There is a way of life so hid with Christ in God that in the midst of the day's business one is inwardly lifting brief prayers, short ejaculations of praise, subdued whispers of adoration and of tender love to the Beyond that is within. No one need know about it. I only speak to you because it is a sacred trust, not mine but to be given to others.
One can live in a well-nigh continuous state of unworded prayer directed toward God, directed toward people and enterprises we have on our heart. There is no hurry about it all; it is a life unspeakable and full of glory, an inner world of splendor within which we, unworthy, may live. Some of you know it and live in it; others of you may wistfully long for it; it can be yours. Now out from such a holy Center come the commissions of life.”

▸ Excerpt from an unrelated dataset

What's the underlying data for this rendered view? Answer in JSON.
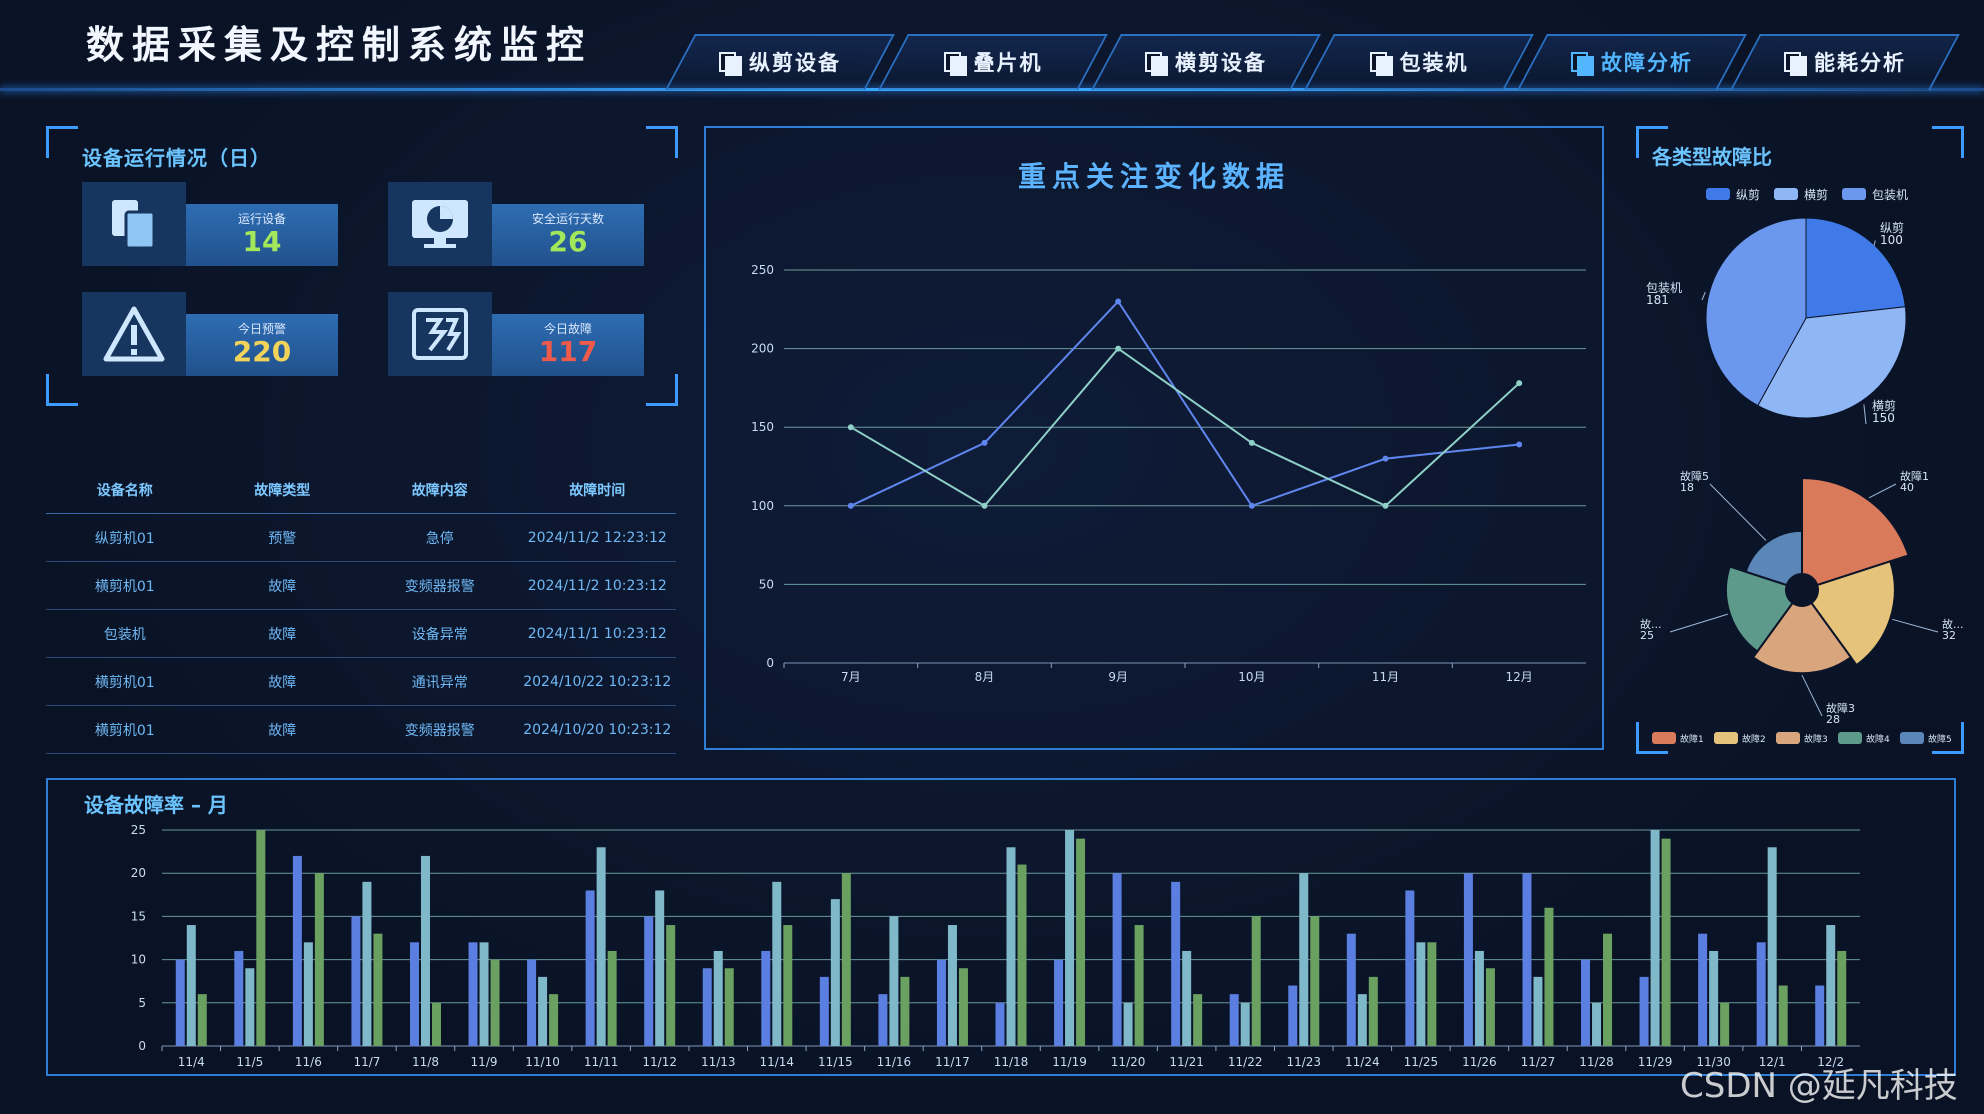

How do we begin? I would say, like Brother Lawrence, start with a tree…One of the things that I know about Sara [serving on Facing Bench today] is that she loves to sit in the back corner of the Meeting Room because she can look at that tree.
Find something simple, something meaningful, in those quiet moments in your life when it seems so crowded. So chaotic. So hurtful. So wounded. So busy. Find something simple that speaks to you of God and start there. Stay there. And let God speak.